New employees are subjected to presentations that communicate Wal-Mart’s anti-union stance. They are shown propagandized videos of picket lines becoming violent and other scenes to make them wary of unionization and organization.
In violation of international standards, the U.S. government does not require that employees be given the opportunity to hear from union supporters. It is perfectly legal in the United States to barrage workers with one-sided, arguably untrue viewpoints, and prevent them from accessing information from other sources. It is a fine line between this and lying to your employees.
New managers are also indoctrinated against labor unions, and given what Wal-Mart calls a “Manager’s Toolbox” full of responses to any employee questions about organization or any suspected union activity.
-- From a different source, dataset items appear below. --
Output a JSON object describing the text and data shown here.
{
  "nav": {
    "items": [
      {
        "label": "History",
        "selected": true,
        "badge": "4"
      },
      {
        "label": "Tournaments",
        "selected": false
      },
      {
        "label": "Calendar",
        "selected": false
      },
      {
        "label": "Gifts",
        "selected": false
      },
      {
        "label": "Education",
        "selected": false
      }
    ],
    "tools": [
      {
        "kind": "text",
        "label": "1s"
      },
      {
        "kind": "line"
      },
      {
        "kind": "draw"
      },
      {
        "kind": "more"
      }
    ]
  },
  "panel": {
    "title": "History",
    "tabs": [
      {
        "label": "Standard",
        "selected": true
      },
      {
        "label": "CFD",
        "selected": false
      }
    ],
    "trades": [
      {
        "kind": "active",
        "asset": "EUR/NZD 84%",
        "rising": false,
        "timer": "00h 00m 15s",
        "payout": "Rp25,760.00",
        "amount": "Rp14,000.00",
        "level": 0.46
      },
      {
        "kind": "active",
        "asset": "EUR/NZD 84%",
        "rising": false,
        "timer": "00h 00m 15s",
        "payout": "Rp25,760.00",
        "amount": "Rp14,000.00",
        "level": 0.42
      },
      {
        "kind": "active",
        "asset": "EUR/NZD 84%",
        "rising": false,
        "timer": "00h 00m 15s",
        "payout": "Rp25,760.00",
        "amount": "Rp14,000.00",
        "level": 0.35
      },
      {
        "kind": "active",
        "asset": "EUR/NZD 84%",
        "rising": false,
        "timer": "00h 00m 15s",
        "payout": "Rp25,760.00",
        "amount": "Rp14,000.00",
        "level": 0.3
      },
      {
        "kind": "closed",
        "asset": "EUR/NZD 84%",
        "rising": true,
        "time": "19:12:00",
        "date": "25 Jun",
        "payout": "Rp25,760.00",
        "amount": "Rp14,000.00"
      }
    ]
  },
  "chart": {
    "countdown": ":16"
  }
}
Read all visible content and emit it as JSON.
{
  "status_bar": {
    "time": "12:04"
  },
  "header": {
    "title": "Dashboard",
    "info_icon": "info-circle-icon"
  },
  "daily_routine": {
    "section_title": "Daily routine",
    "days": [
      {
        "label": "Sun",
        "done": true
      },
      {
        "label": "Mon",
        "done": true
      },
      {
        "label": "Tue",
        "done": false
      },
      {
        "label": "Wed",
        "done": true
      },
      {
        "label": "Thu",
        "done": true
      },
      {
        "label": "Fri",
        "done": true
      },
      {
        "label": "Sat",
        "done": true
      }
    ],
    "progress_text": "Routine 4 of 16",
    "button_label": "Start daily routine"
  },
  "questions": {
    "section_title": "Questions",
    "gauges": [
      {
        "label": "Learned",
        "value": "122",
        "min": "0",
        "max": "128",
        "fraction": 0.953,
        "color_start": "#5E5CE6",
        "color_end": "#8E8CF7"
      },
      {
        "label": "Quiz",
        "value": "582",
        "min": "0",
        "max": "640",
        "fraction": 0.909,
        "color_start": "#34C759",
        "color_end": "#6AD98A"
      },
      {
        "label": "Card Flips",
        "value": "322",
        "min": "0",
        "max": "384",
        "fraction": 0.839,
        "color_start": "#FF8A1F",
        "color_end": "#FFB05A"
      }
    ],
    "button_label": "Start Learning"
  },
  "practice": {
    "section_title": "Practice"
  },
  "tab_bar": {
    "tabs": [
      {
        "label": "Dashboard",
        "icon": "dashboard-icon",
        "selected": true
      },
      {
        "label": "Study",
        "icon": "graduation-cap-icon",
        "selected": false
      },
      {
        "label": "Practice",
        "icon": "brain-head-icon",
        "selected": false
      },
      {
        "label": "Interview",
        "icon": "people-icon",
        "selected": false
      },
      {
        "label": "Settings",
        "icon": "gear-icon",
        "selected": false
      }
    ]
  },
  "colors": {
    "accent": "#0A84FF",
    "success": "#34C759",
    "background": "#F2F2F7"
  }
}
One item in the Toolbox is the Open Door Policy. Wal-Mart encourages employees to approach any manager with questions or concerns. They take the stance that because they are so responsive to employees, employees don’t need to be represented by any union member or leader. Wal-Mart tells their employees that they will gladly help them individually. The problem is that Wal-Mart is only willing to help employees when it suits Wal-Mart. A union would make employee needs a first priority.
Wal-Mart instructs managers who suspect any discussion of organization among employees to call their hotline. When a manager calls the hotline, Wal-Mart sends out their labor relations representatives, who descend upon the offending store and subject employees to more anti-union propaganda.
The last part of the legal anti-union pressure may be obvious. While nobody will come out and say, “If you talk about unions, you are fired,” that is what the employees fear, and with good reason. That is exactly what Wal-Mart did in 2000 when Wal-Mart butchers in Texas voted to unionize. Two weeks later, Wal-Mart shut down its meat cutting counters and switched to only pre-cut meats. They denied that the decision had anything to do with the vote to unionize, and publicly promised to employ the butchers in other jobs.
Lack of rules, regulations, and negative consequences for businesses in the United States have allowed Wal-Mart to stamp out attempts to organize among its workers.